Da Daniele Salvi, consigliere provinciale del Pd:
Era già accaduto con le misure anticrisi all’indomani dell’esplosione della crisi economica nel 2008, quando a fronte di un Governo che la negava, è toccato alla Regione far fronte alle difficoltà di imprese, lavoratori e famiglie. Si ripete oggi di fronte ad Enti locali, Province e Comuni, prostrati a causa dei tagli del Governo e del suo rifiuto sistematico di allentare i vincoli del Patto di Stabilità.
Non è stata mai accolta la proposta di un alleggerimento mirato neppure per favorire un piano di piccole opere che, se fosse stato adottato fin dall’inizio della crisi, avrebbe avuto un indubbio effetto anticiclico.
Le misure di dettaglio della regionalizzazione del Patto di Stabilità, approvate oggi dalla Giunta regionale, consentono a Province e Comuni di far fronte all’esigenza di spendere risorse disponibili, ma finora bloccate, che potranno essere impiegate per pagare lavori fatti e per la cui mancata riscossione sono in difficoltà molte imprese per lo più locali.

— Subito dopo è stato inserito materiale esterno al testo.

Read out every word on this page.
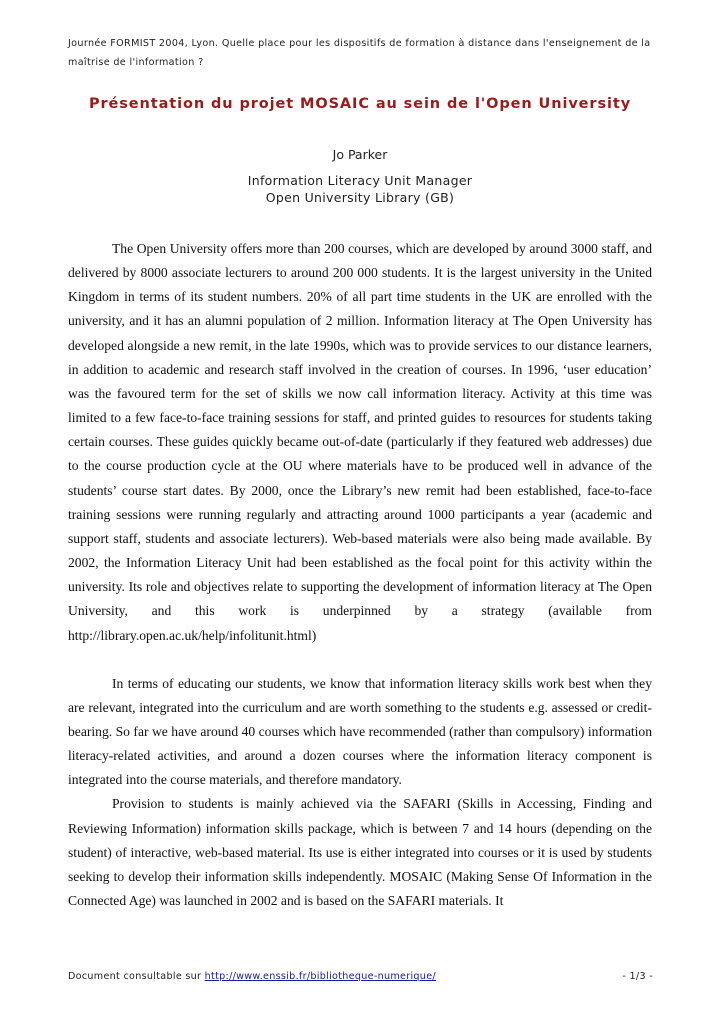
Journée FORMIST 2004, Lyon. Quelle place pour les dispositifs de formation à distance dans l'enseignement de la maîtrise de l'information ?
Présentation du projet MOSAIC au sein de l'Open University
Jo Parker
Information Literacy Unit Manager
Open University Library (GB)

The Open University offers more than 200 courses, which are developed by around 3000 staff, and delivered by 8000 associate lecturers to around 200 000 students. It is the largest university in the United Kingdom in terms of its student numbers. 20% of all part time students in the UK are enrolled with the university, and it has an alumni population of 2 million. Information literacy at The Open University has developed alongside a new remit, in the late 1990s, which was to provide services to our distance learners, in addition to academic and research staff involved in the creation of courses. In 1996, ‘user education’ was the favoured term for the set of skills we now call information literacy. Activity at this time was limited to a few face-to-face training sessions for staff, and printed guides to resources for students taking certain courses. These guides quickly became out-of-date (particularly if they featured web addresses) due to the course production cycle at the OU where materials have to be produced well in advance of the students’ course start dates. By 2000, once the Library’s new remit had been established, face-to-face training sessions were running regularly and attracting around 1000 participants a year (academic and support staff, students and associate lecturers). Web-based materials were also being made available. By 2002, the Information Literacy Unit had been established as the focal point for this activity within the university. Its role and objectives relate to supporting the development of information literacy at The Open University, and this work is underpinned by a strategy (available from http://library.open.ac.uk/help/infolitunit.html)

In terms of educating our students, we know that information literacy skills work best when they are relevant, integrated into the curriculum and are worth something to the students e.g. assessed or credit-bearing. So far we have around 40 courses which have recommended (rather than compulsory) information literacy-related activities, and around a dozen courses where the information literacy component is integrated into the course materials, and therefore mandatory.

Provision to students is mainly achieved via the SAFARI (Skills in Accessing, Finding and Reviewing Information) information skills package, which is between 7 and 14 hours (depending on the student) of interactive, web-based material. Its use is either integrated into courses or it is used by students seeking to develop their information skills independently. MOSAIC (Making Sense Of Information in the Connected Age) was launched in 2002 and is based on the SAFARI materials. It

Document consultable sur http://www.enssib.fr/bibliotheque-numerique/	- 1/3 -
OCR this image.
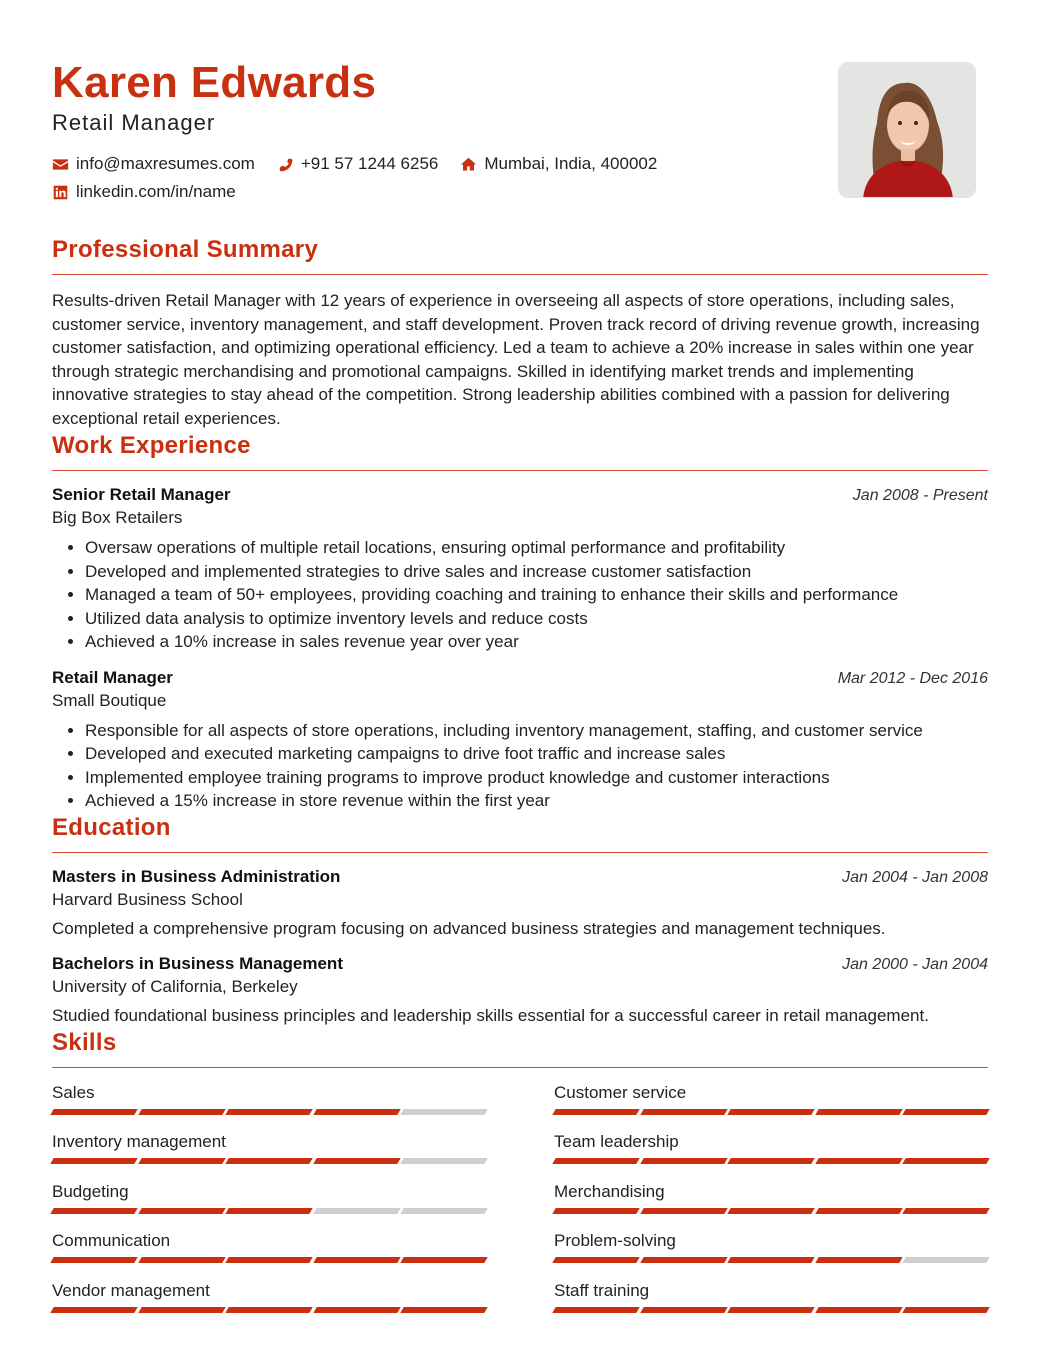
Karen Edwards
Retail Manager
info@maxresumes.com	+91 57 1244 6256	Mumbai, India, 400002
linkedin.com/in/name
Professional Summary
Results-driven Retail Manager with 12 years of experience in overseeing all aspects of store operations, including sales, customer service, inventory management, and staff development. Proven track record of driving revenue growth, increasing customer satisfaction, and optimizing operational efficiency. Led a team to achieve a 20% increase in sales within one year through strategic merchandising and promotional campaigns. Skilled in identifying market trends and implementing innovative strategies to stay ahead of the competition. Strong leadership abilities combined with a passion for delivering exceptional retail experiences.
Work Experience
Senior Retail Manager	Jan 2008 - Present
Big Box Retailers
• Oversaw operations of multiple retail locations, ensuring optimal performance and profitability
• Developed and implemented strategies to drive sales and increase customer satisfaction
• Managed a team of 50+ employees, providing coaching and training to enhance their skills and performance
• Utilized data analysis to optimize inventory levels and reduce costs
• Achieved a 10% increase in sales revenue year over year
Retail Manager	Mar 2012 - Dec 2016
Small Boutique
• Responsible for all aspects of store operations, including inventory management, staffing, and customer service
• Developed and executed marketing campaigns to drive foot traffic and increase sales
• Implemented employee training programs to improve product knowledge and customer interactions
• Achieved a 15% increase in store revenue within the first year
Education
Masters in Business Administration	Jan 2004 - Jan 2008
Harvard Business School
Completed a comprehensive program focusing on advanced business strategies and management techniques.
Bachelors in Business Management	Jan 2000 - Jan 2004
University of California, Berkeley
Studied foundational business principles and leadership skills essential for a successful career in retail management.
Skills
Sales	Customer service
Inventory management	Team leadership
Budgeting	Merchandising
Communication	Problem-solving
Vendor management	Staff training
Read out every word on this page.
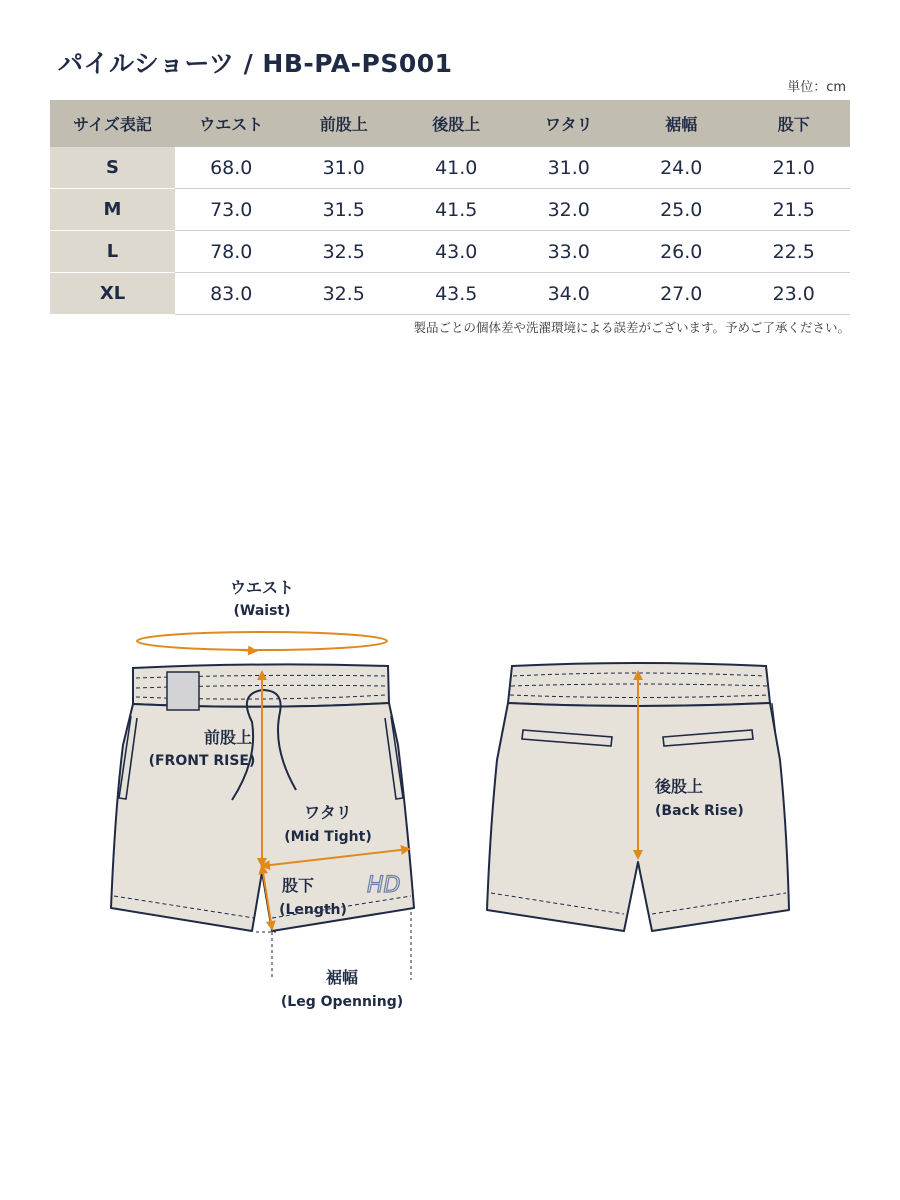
パイルショーツ / HB-PA-PS001
単位：cm
サイズ表記	ウエスト	前股上	後股上	ワタリ	裾幅	股下
S	68.0	31.0	41.0	31.0	24.0	21.0
M	73.0	31.5	41.5	32.0	25.0	21.5
L	78.0	32.5	43.0	33.0	26.0	22.5
XL	83.0	32.5	43.5	34.0	27.0	23.0
製品ごとの個体差や洗濯環境による誤差がございます。予めご了承ください。
HD
ウエスト
(Waist)
前股上
(FRONT RISE)
ワタリ
(Mid Tight)
股下
(Length)
裾幅
(Leg Openning)
後股上
(Back Rise)
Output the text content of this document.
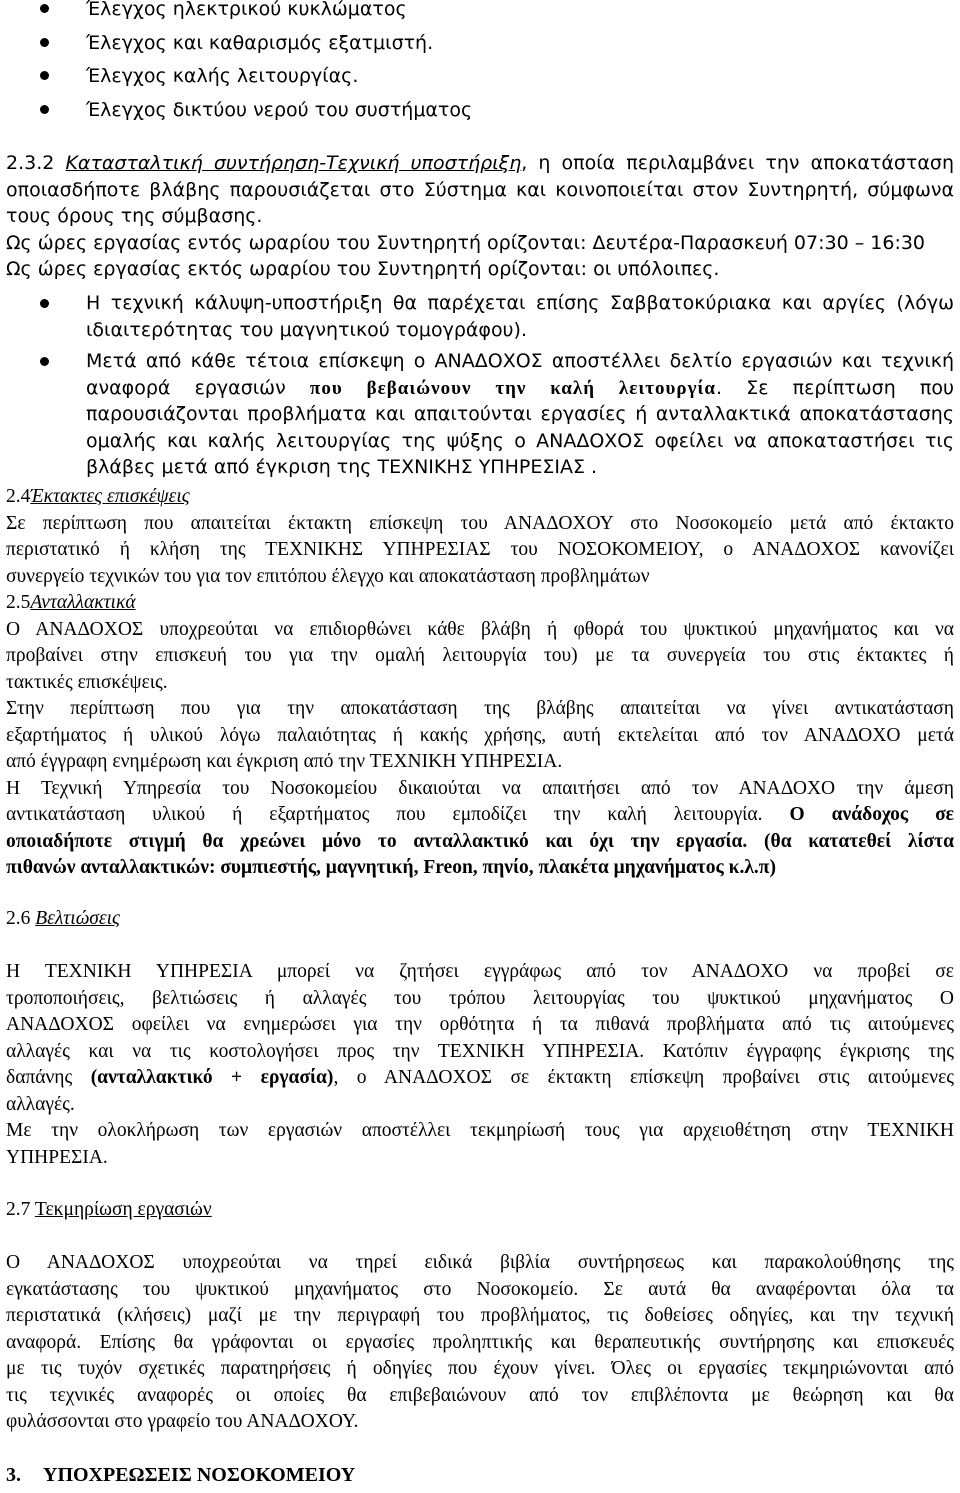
Έλεγχος ηλεκτρικού κυκλώματος
Έλεγχος και καθαρισμός εξατμιστή.
Έλεγχος καλής λειτουργίας.
Έλεγχος δικτύου νερού του συστήματος
2.3.2 Κατασταλτική συντήρηση-Τεχνική υποστήριξη, η οποία περιλαμβάνει την αποκατάσταση
οποιασδήποτε βλάβης παρουσιάζεται στο Σύστημα και κοινοποιείται στον Συντηρητή, σύμφωνα
τους όρους της σύμβασης.
Ως ώρες εργασίας εντός ωραρίου του Συντηρητή ορίζονται: Δευτέρα-Παρασκευή 07:30 – 16:30
Ως ώρες εργασίας εκτός ωραρίου του Συντηρητή ορίζονται: οι υπόλοιπες.
Η τεχνική κάλυψη-υποστήριξη θα παρέχεται επίσης Σαββατοκύριακα και αργίες (λόγω
ιδιαιτερότητας του μαγνητικού τομογράφου).
Μετά από κάθε τέτοια επίσκεψη ο ΑΝΑΔΟΧΟΣ αποστέλλει δελτίο εργασιών και τεχνική
αναφορά εργασιών που βεβαιώνουν την καλή λειτουργία. Σε περίπτωση που
παρουσιάζονται προβλήματα και απαιτούνται εργασίες ή ανταλλακτικά αποκατάστασης
ομαλής και καλής λειτουργίας της ψύξης ο ΑΝΑΔΟΧΟΣ οφείλει να αποκαταστήσει τις
βλάβες μετά από έγκριση της ΤΕΧΝΙΚΗΣ ΥΠΗΡΕΣΙΑΣ .
2.4Έκτακτες επισκέψεις
Σε περίπτωση που απαιτείται έκτακτη επίσκεψη του ΑΝΑΔΟΧΟΥ στο Νοσοκομείο μετά από έκτακτο
περιστατικό ή κλήση της ΤΕΧΝΙΚΗΣ ΥΠΗΡΕΣΙΑΣ του ΝΟΣΟΚΟΜΕΙΟΥ, ο ΑΝΑΔΟΧΟΣ κανονίζει
συνεργείο τεχνικών του για τον επιτόπου έλεγχο και αποκατάσταση προβλημάτων
2.5Ανταλλακτικά
Ο ΑΝΑΔΟΧΟΣ υποχρεούται να επιδιορθώνει κάθε βλάβη ή φθορά του ψυκτικού μηχανήματος και να
προβαίνει στην επισκευή του για την ομαλή λειτουργία του) με τα συνεργεία του στις έκτακτες ή
τακτικές επισκέψεις.
Στην περίπτωση που για την αποκατάσταση της βλάβης απαιτείται να γίνει αντικατάσταση
εξαρτήματος ή υλικού λόγω παλαιότητας ή κακής χρήσης, αυτή εκτελείται από τον ΑΝΑΔΟΧΟ μετά
από έγγραφη ενημέρωση και έγκριση από την ΤΕΧΝΙΚΗ ΥΠΗΡΕΣΙΑ.
Η Τεχνική Υπηρεσία του Νοσοκομείου δικαιούται να απαιτήσει από τον ΑΝΑΔΟΧΟ την άμεση
αντικατάσταση υλικού ή εξαρτήματος που εμποδίζει την καλή λειτουργία. Ο ανάδοχος σε
οποιαδήποτε στιγμή θα χρεώνει μόνο το ανταλλακτικό και όχι την εργασία. (θα κατατεθεί λίστα
πιθανών ανταλλακτικών: συμπιεστής, μαγνητική, Freon, πηνίο, πλακέτα μηχανήματος κ.λ.π)
2.6 Βελτιώσεις
Η ΤΕΧΝΙΚΗ ΥΠΗΡΕΣΙΑ μπορεί να ζητήσει εγγράφως από τον ΑΝΑΔΟΧΟ να προβεί σε
τροποποιήσεις, βελτιώσεις ή αλλαγές του τρόπου λειτουργίας του ψυκτικού μηχανήματος Ο
ΑΝΑΔΟΧΟΣ οφείλει να ενημερώσει για την ορθότητα ή τα πιθανά προβλήματα από τις αιτούμενες
αλλαγές και να τις κοστολογήσει προς την ΤΕΧΝΙΚΗ ΥΠΗΡΕΣΙΑ. Κατόπιν έγγραφης έγκρισης της
δαπάνης (ανταλλακτικό + εργασία), ο ΑΝΑΔΟΧΟΣ σε έκτακτη επίσκεψη προβαίνει στις αιτούμενες
αλλαγές.
Με την ολοκλήρωση των εργασιών αποστέλλει τεκμηρίωσή τους για αρχειοθέτηση στην ΤΕΧΝΙΚΗ
ΥΠΗΡΕΣΙΑ.
2.7 Τεκμηρίωση εργασιών
Ο ΑΝΑΔΟΧΟΣ υποχρεούται να τηρεί ειδικά βιβλία συντήρησεως και παρακολούθησης της
εγκατάστασης του ψυκτικού μηχανήματος στο Νοσοκομείο. Σε αυτά θα αναφέρονται όλα τα
περιστατικά (κλήσεις) μαζί με την περιγραφή του προβλήματος, τις δοθείσες οδηγίες, και την τεχνική
αναφορά. Επίσης θα γράφονται οι εργασίες προληπτικής και θεραπευτικής συντήρησης και επισκευές
με τις τυχόν σχετικές παρατηρήσεις ή οδηγίες που έχουν γίνει. Όλες οι εργασίες τεκμηριώνονται από
τις τεχνικές αναφορές οι οποίες θα επιβεβαιώνουν από τον επιβλέποντα με θεώρηση και θα
φυλάσσονται στο γραφείο του ΑΝΑΔΟΧΟΥ.
3. ΥΠΟΧΡΕΩΣΕΙΣ ΝΟΣΟΚΟΜΕΙΟΥ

Su quasi 59 mln di fabbisogno delle Province viene ceduta capacità di spesa per oltre 34 mln, mentre su circa 94 mln di fabbisogno dei Comuni si corrisponde per oltre 55 mln. Nella provincia di Macerata questo significa che, a fronte degli oltre 13,458 mln di richieste dell’ente provinciale, ne vengono soddisfatti ben 8,740 mln, così come dei 24,451 mln dei Comuni si dà soddisfazione a metà delle richieste pari a 12,643 mln. Comuni come Macerata, Tolentino e Camerino vedono le proprie richieste integralmente soddisfatte sulla base di parametri oggettivi, così come i Comuni che hanno dovuto far fronte all’alluvione del marzo scorso, Recanati, Civitanova Marche, Montecassiano e Porto Recanati, hanno un importante ristoro dalle misure adottate.
Questo nella persistente discriminazione delle Marche da parte del Governo che ancora non ha stanziato un euro per i danni dell’alluvione.
La Regione risponde, invece, alle esigenze delle autonomie locali che subiscono il blocco del turn over, degli investimenti e attraverso la cessione di propria capacità di spesa, senza fare discriminazioni di colore politico, consente a Province e Comuni di ridare ossigeno al sistema delle imprese secondo principi di solidarietà e buona amministrazione.